Emory University Should Use $525M Deal To Ensure HIV/AIDS Treatment Access for People in Developing World, Opinion Piece Says
Emory University should be congratulated for its recent intellectual property deal in which it will receive $525 million in royalties for an antiretroviral drug developed by its researchers, but the university should use some of the money to establish a foundation "to assure access to affordable HIV/AIDS drugs worldwide," George Rust, a professor of family medicine at Morehouse School of Medicine, writes in an Atlanta Journal-Constitution opinion piece (Rust, Atlanta Journal-Constitution, 7/27). Emory University last week announced it will sell the rights to an antiretroviral drug developed by its scientists to Gilead Sciences and Royalty Pharma in exchange for a one-time payment of $525 million. The drug, called Emtriva and known generically as emtricitabine, was approved by FDA in July 2003 and works by blocking an enzyme that is necessary for HIV replication. Under the terms of the agreement, Gilead will pay Emory $341 million to acquire 65% of the intellectual property rights to Emtriva and Royalty Pharma will pay Emory $184 million for the other 35% of the rights (Kaiser Daily HIV/AIDS Report, 7/19). "Let us reflect on the half a billion dollars in capital investment that will now be built into the pricing of this drug for the next decade," a cost that will be born "by AIDS patients themselves, by employers and employees whose pharmacy benefit premiums will rise, and by taxpayers who will subsidize this cost through Medicaid and other state and federal programs," Rust says. Instead of selling the rights to the drug, the researchers could have obtained the patent and provided an open license for other nations such as Brazil, India or South Africa to produce the drug at an affordable price for HIV-positive people in the developing world, Rust says, adding, "Perhaps it is not too late" (Atlanta Journal-Constitution, 7/27).
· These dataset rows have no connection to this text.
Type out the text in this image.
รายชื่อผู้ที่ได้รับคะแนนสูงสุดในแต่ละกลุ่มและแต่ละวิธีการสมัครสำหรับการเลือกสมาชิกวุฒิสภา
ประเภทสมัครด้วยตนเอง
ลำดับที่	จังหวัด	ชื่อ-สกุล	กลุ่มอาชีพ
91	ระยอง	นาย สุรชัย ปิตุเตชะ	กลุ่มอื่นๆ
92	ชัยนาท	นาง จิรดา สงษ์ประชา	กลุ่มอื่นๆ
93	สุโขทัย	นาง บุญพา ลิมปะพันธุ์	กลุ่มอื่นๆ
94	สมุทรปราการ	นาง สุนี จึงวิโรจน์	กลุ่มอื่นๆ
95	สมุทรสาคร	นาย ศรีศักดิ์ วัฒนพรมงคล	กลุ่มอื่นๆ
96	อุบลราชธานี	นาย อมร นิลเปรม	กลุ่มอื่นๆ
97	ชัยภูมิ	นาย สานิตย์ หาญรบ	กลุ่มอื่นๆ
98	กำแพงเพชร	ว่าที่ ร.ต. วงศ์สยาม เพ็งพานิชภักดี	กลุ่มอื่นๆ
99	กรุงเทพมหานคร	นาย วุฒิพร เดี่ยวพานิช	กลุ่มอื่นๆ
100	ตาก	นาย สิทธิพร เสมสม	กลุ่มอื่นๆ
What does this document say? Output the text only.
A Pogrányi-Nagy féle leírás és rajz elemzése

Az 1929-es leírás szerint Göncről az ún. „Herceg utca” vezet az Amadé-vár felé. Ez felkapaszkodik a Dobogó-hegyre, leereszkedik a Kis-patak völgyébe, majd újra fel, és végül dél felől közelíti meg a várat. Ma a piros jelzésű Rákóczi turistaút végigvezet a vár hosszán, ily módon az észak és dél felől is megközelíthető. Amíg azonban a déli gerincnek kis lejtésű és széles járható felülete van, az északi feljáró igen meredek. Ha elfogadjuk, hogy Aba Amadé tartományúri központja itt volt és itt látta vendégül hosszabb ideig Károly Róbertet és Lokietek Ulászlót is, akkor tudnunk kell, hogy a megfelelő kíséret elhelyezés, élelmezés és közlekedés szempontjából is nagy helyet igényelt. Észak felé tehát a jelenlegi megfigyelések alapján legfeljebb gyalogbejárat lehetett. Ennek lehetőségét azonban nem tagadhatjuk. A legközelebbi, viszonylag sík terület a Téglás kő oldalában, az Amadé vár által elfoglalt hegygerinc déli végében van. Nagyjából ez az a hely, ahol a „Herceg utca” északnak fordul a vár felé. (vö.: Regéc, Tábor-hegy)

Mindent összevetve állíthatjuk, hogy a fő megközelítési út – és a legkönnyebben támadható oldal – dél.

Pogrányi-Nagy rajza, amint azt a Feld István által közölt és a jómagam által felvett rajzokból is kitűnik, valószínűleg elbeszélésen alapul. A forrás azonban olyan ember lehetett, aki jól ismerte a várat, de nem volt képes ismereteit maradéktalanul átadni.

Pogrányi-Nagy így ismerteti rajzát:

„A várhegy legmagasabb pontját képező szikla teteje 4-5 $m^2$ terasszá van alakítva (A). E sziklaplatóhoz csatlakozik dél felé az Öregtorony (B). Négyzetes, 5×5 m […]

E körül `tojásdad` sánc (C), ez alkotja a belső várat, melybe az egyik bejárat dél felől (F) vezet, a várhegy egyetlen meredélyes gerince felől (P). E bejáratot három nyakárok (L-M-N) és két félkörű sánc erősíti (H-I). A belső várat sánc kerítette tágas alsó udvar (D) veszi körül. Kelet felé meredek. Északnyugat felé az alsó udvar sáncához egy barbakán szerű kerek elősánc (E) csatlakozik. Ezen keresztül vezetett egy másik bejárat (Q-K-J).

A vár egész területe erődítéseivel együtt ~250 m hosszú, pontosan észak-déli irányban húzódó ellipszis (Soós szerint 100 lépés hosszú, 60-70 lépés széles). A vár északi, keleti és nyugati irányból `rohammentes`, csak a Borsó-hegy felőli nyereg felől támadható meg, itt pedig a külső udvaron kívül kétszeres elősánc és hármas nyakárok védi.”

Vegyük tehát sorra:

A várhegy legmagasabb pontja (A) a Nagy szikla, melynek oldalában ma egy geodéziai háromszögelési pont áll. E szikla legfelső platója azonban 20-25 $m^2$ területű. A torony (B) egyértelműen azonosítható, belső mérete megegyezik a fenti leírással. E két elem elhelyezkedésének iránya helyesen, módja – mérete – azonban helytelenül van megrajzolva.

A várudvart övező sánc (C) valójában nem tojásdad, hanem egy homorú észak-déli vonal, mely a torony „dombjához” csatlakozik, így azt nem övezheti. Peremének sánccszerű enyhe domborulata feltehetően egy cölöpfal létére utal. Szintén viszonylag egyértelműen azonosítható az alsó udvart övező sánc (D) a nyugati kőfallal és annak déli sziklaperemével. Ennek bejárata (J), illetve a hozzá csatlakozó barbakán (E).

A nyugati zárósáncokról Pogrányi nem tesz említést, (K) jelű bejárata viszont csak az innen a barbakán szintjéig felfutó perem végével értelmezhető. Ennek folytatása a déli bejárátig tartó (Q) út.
Investment Needed for Other Diseases
"[I]nvesting in new research on AIDS and other leading causes of death may have much more lasting impact" than establishing a foundation, Pat Marsteller, director of the Emory College Center for Science Education, says in a Journal-Constitution opinion piece in response to Rust's opinion piece. Although HIV/AIDS is "an international tragedy," many other preventable diseases -- including heart disease, influenza, tuberculosis, malaria, parasitic diseases and diabetes -- "account for more deaths worldwide," Marsteller says, adding that these diseases require "investment in social science research, prevention and efforts to end poverty and famine." She concludes, "Before implying that Emory researchers are not focused on the public good because they benefit from their intellectual property, perhaps Rust and the Atlanta Journal-Constitution might investigate the long-term impact of the funds invested in human intellectual capital" (Marsteller, Atlanta Journal-Constitution, 7/28).